7. If the sales tax in respect of these transactions in question could be levied in the State only on the first sale, the next question is whether tax on inter-State transactions in respect of these goods could be levied at a different point. Sri Venkatarami Reddy on behalf of the Government Pleader contends, as we have already noticed, that the Supreme Court did not consider the effect of Section 8 particularly the addition of Sub-section (2A), by virtue of which tax could be levied under the Central Sales Tax Act notwithstanding that the goods were taxable at a different point or at a different rate. We are unable to accept this contention also, because what Section 8 is dealing with is the rate of tax. It was the intention of the Legislature that where there is a difference between the rates, the rates according to the Central Sales Tax Act should be levied and collected according to the difference between the rate prescribed by the State Act and the rate prescribed by the Central Act. Section 8(2A) of the Central Act does not in any way change this position. It is as follows:

8. (2A) Notwithstanding anything contained in Sub-section (1) or Sub-section (2), if under the sales tax law of the appropriate State, the sale or purchase, as the case may be, of any goods by a dealer is exempt from tax generally or is subject to tax generally at a rate which is lower than two per cent, whether called a tax or fee or by any other name, the tax payable under this Act on his turnover in so far as the turnover or any part thereof relates to the sale of such goods shall be nil or, as the case may be, shall be calculated at the lower rate.
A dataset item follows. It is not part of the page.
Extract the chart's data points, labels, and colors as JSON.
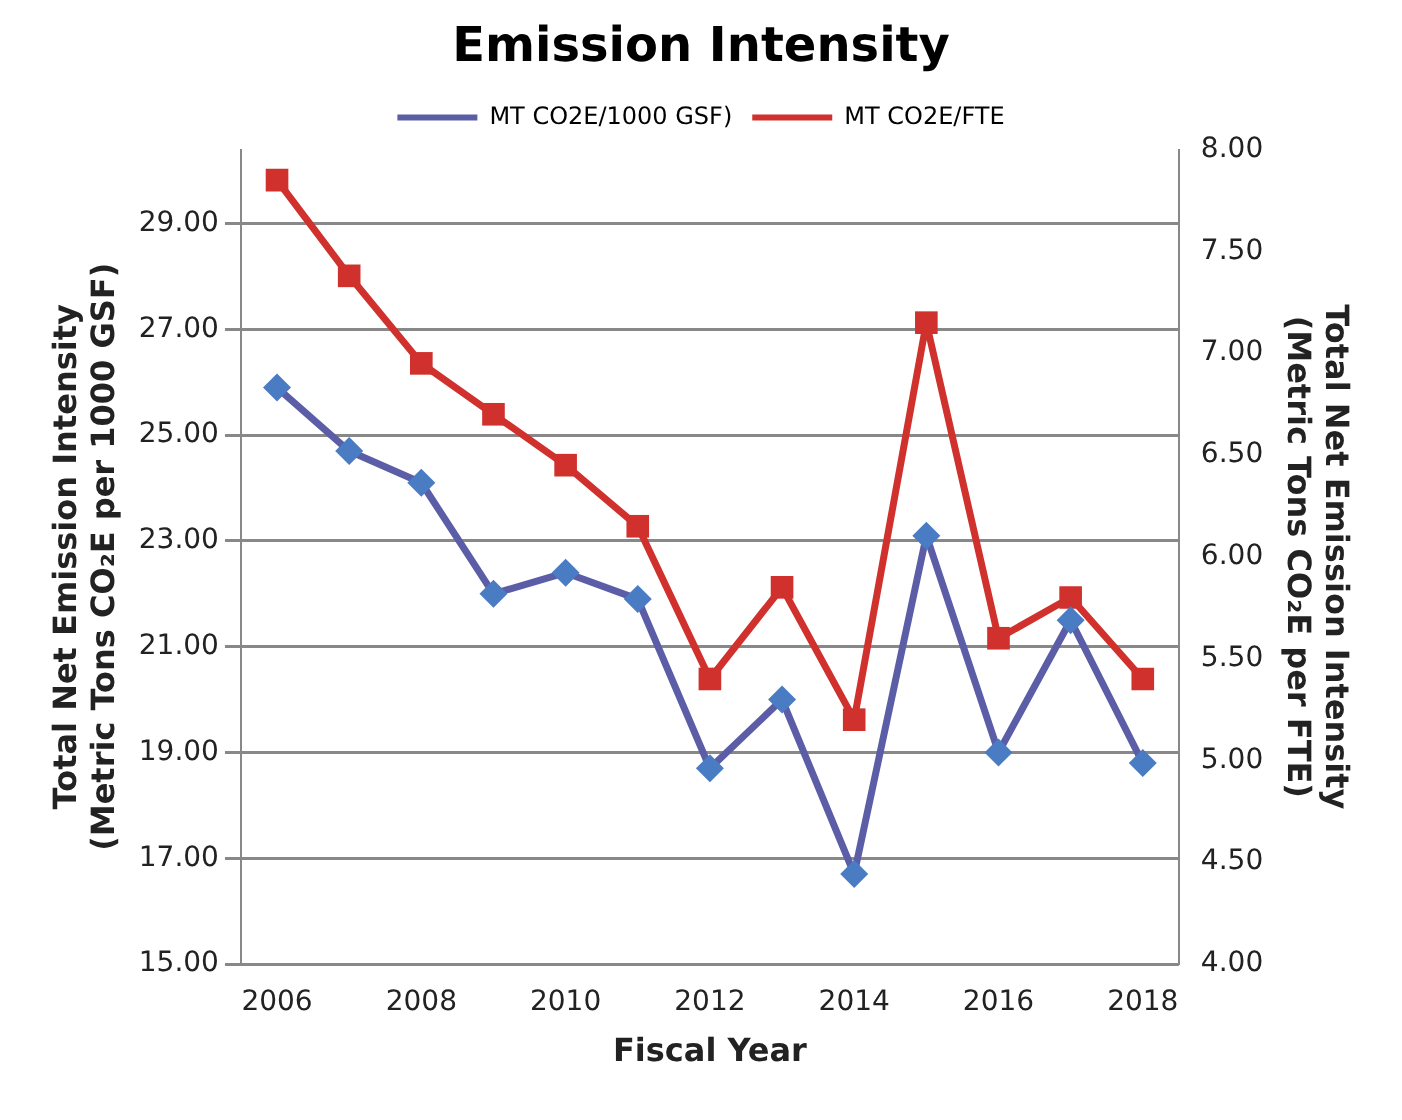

Explanation-For the purposes of this sub-section a sale or purchase of goods shall not be deemed to be exempt from tax generally under the sales tax law of the appropriate State if under that law it is exempt only in specified circumstances or under specified conditions or in relation to which the tax is levied at specified stages or otherwise than with reference to the turnover of the goods.

8. In terms of the Explanation to Sub-section (2 A) of Section 8 the learded Advocate contends that the watery coconuts are not exempt under the notification imposing a levy at the first sale point. This cannot be disputed. But when this effect is sought to be applied to advance the further argument that under the Central Sales Tax Act the assessee cannot claim exemption at any point the controversy arises. Sri Suryanarayana Murthy contends that Section 8 has nothing to do with the levy and collection of tax but only the rate at which tax is to be collected if a transaction attracts the levy, but where the transaction itself does not attract the levy there is no question of it being taxed at any particular rate. We are inclined to accept this contention because what Sub-section (2A) categorically states is that the tax payable under the Act is either nil or, as the case may be, calculated at a lower rate and it is only for the purpose of determining the rate of tax that the Explanation was inserted to determine what is exempt and what is not. This provision, in our view, has nothing to do with Section 9 read with Section 9(3) on which the decision of the Supreme Court rests. This decision, as we stated earlier, clearly lays down that the levy under the Central Act is referable to the levy under the State Act, so that if under a State Act, the levy has to be made in a particular manner, that will also have to be made in the same manner for the purposes of the Central Sales Tax Act. In this case, it is averred that the petitioner is an exporter, having purchased watery coconuts from registered dealers. If this statement is true and we are not in a position to determine it as there is no material placed before us except a mere averment, then he will not be liable to tax, because he is not the first seller. This is a matter which has got to be decided by the assessing authority.

9. The assessing authority will, therefore, make the final assessment in the light of the above observations.

10. The writ petition is disposed of with the above observations as also a direction that the final assessment will be made within a month from the date of receipt of this order, for which period the taxing authority will refrain from collecting the tax.